Les tests d’ADN coûtent chers et il n’y a aucune garantie que le laborantin qui fera le test ne va pas tricher moyenant quelques pots plein de vin. Si on doit recourir à l’ADN, il faudrait qu’on procède à au moins 2 tests faits par 2 laboratoires différents. Ce qui revient à tester 4 échantillons : 2 de l’enfant et 2 de chaque père présumé si les premiers résultats sont inconcluants.
À mon avis, ce n’est pas au gouvernement de payer. Ou s’ils décident de payer, il faudrait qu’ils mettent en place des règles claires et précises pour éviter des demandes abusives.
De toute façon, où est l’intérêt s’il n’y a aucune loi qui oblige le père à s’occuper de son enfant? L’exigence d’une pension alimentaire par une loi, jusqu’à ce que l’enfant ait l’âge adulte, pourrait servir d’incitatif encourageant les mères à déclarer le papa de leur enfant. À partir de ce moment, ce ne sera plus aux femmes seules de subir les conséquences économiques découlant de la naissance d’un enfant et de son éducation.
Une conséquence insoupçonnée : il se pourrait qu’il ait une diminution de naissances hors mariage ou hors relation maritale légale, et un engouement pour les contraceptifs. Une autre façon de contrôler la démographie.
Notez également qu’une pension alimentaire ne devrait pas être exigible seulement aux hommes.

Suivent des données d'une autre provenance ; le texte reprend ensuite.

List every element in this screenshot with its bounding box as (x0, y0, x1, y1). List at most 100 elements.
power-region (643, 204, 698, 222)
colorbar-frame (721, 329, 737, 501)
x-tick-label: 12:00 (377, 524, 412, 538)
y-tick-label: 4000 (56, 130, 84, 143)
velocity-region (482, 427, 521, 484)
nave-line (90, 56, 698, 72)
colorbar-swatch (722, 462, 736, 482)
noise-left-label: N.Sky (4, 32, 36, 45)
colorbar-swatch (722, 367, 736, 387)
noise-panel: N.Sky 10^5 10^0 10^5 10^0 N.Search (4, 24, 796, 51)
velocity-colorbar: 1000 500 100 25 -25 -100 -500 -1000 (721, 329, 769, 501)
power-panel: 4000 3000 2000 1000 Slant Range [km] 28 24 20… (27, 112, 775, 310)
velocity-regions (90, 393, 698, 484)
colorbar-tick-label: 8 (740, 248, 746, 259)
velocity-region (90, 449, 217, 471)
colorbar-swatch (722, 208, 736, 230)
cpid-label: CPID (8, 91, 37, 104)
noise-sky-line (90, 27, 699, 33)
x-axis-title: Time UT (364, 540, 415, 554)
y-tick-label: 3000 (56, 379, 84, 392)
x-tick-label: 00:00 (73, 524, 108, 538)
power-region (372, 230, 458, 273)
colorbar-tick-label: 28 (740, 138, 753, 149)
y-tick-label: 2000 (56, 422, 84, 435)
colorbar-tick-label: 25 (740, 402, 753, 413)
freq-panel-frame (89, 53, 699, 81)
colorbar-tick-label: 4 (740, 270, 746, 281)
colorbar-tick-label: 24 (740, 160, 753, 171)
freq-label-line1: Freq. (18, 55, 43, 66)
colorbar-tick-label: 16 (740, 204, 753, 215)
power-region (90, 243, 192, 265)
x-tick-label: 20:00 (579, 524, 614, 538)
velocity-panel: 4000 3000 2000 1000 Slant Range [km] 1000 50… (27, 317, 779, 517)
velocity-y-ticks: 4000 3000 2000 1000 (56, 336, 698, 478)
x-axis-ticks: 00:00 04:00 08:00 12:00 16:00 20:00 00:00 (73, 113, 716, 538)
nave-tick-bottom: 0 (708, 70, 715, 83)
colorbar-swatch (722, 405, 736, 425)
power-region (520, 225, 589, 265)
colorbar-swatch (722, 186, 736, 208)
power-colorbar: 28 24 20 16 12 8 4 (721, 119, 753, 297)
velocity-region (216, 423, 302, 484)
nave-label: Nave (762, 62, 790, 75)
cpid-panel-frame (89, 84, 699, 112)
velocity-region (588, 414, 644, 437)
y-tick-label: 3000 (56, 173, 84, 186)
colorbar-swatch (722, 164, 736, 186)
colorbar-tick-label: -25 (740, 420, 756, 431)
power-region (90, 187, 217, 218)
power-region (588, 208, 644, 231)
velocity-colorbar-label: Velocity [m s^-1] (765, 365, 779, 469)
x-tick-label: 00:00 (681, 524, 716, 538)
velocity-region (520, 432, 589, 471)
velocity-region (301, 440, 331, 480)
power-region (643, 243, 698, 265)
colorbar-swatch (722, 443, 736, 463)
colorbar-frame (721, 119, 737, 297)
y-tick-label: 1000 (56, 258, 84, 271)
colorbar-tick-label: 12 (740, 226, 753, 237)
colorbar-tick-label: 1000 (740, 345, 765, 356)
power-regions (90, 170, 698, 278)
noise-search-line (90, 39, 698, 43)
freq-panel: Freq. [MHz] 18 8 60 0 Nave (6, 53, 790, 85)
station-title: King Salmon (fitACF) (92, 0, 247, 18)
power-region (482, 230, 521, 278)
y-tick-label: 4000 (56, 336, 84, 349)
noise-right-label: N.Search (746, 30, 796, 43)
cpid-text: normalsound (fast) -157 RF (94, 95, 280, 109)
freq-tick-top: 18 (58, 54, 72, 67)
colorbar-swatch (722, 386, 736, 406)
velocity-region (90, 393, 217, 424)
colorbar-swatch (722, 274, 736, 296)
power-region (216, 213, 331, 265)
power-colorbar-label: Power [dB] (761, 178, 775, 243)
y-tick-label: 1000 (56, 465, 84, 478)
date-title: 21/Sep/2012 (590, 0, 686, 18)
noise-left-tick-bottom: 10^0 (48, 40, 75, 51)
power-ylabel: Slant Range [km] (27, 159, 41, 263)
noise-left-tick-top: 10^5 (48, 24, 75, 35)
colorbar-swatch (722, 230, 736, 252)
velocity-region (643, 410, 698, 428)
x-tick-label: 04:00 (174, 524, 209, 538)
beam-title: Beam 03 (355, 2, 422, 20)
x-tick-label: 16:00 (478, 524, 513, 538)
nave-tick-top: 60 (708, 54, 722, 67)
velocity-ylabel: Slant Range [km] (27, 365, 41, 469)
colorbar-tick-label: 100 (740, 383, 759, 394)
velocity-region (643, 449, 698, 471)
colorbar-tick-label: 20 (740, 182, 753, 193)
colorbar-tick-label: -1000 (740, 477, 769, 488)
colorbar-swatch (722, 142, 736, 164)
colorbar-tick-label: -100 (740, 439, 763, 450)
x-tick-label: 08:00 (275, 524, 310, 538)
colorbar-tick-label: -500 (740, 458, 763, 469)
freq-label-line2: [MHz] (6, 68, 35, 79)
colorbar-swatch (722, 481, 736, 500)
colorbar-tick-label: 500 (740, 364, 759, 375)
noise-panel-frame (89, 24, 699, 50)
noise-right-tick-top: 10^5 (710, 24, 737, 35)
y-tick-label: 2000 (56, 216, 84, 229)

Chaque parent devrait subvenir aux besoins de son enfant, dans la limite de ses moyens.
@Gacece
» L’exigence d’une pension alimentaire par une loi,…. »
Ah non! Ne me dis pas que la pension alimentaire peut ne pas être obligatoire, pour un père qui a reconnu son enfant!
@Yan
Sous réserve de me tromper, la notion de pension alimentaire n’existe même pas dans les lois burundaises!
C’est un terme juridique à ne pas confondre avec la ration (repas) quotidienne d’une famille.
Tous les parents qui reconnaissent leurs enfants ne s’en occupent pas. Dans le meilleur des mondes, tout parent devrait subvenir aux besoins de sa progéniture jusqu’à son âge adulte. Si vous avez vécu un tant soi peu au Burundi, vous savez que ce n’est pas le cas. Je connais des familles dont un des parents (vivant encore sous le même toit) préfère dilapider l’argent familial dans les boissons plutôt que de payer le minerval de leur enfant… ou d’y contribuer.
Imaginez-vous alors quand les parents sont séparés et qu’il n’y a aucune disposition légale qui les y contraint.
Une loi donnerait à l’’État le pouvoir de prélever à même la source (employeur, comptes bancaires, ou autres débiteurs et sources de revenus) un pourcentage destiné à couvrir les besoins des enfants vivant à une autre résidence que le parent.
Jusqu’à ce que l’enfant devienne autonome, adulte ou finisse ses études, les parents devraient être obligés par une loi, de s’en occuper… même quand ils ne le veulent pas.